Janet and her sister Kate were the co-owners of a local business. After Kate suffered a fatal heart attack, her husband Tim received her ownership interest in the company.
Tim had no experience in running the business and had little desire to learn. When keeping up with his bills became a challenge, he decided to ask Janet to buy him out.
That turned out to be a problem for Janet. She didn’t have enough cash, since she’d recently invested heavily in expensive inventory. Janet applied for a loan, but the application was turned down because the company didn’t have the cash flow. Janet sold the inventory to purchase Tim’s share of the business, but the price she received was well below fair market value. The business couldn’t sustain the monetary loss and eventually folded.
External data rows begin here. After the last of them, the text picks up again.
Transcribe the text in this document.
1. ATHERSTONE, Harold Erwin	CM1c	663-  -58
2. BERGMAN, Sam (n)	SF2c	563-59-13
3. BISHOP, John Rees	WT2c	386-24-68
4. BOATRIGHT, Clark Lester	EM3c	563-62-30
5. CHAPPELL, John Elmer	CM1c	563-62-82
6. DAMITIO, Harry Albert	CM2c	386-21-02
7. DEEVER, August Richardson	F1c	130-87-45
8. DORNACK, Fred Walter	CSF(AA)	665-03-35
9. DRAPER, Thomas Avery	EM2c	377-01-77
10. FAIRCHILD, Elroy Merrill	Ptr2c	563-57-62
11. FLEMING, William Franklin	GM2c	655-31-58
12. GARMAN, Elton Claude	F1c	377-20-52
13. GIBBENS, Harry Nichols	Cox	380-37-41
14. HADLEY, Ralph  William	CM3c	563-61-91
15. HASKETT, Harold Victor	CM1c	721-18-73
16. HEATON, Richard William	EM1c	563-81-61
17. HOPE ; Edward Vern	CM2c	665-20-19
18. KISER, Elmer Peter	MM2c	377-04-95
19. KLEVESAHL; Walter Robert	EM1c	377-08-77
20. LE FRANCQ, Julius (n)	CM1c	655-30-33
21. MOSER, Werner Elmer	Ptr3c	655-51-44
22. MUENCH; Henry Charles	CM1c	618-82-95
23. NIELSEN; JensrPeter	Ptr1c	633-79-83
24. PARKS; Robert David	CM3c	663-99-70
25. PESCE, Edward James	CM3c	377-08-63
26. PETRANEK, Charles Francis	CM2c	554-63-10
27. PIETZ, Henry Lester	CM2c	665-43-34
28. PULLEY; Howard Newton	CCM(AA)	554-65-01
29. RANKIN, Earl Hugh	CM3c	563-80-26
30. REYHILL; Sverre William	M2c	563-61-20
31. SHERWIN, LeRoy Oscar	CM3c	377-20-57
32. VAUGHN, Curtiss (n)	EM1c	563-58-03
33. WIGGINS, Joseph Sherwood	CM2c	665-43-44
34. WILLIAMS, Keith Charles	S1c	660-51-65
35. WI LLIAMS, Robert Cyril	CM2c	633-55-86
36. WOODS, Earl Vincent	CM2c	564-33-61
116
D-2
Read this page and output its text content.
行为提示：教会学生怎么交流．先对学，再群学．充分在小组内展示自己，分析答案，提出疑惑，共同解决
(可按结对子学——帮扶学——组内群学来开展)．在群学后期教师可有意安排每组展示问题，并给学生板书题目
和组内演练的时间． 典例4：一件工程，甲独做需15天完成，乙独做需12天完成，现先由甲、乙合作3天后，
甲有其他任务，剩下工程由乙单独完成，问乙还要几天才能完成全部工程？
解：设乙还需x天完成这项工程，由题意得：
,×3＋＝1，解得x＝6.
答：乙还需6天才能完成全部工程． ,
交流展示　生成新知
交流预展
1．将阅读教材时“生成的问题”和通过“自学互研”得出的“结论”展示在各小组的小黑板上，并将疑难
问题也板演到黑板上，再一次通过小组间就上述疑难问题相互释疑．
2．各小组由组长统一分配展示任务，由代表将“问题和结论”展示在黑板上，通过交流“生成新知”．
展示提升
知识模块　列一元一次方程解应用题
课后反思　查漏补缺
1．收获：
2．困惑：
If Janet and Kate had established a buy-sell agreement, this situation might have been avoided. A buy-sell agreement is a contract between business owners in which all owners agree that their ownership interests will be sold (or offered for sale) at a certain price back to the company, or to each other, when an owner dies. Often, the owners buy life insurance policies so they’ll have the cash to make the agreed-upon purchase.
Putting a buy-sell agreement in place is a smart planning strategy for closely held businesses with multiple owners. It will help ensure an orderly transition and keep the value of the business intact.
Client Profile is based on a hypothetical situation. The solutions we discuss may or may not be appropriate for you.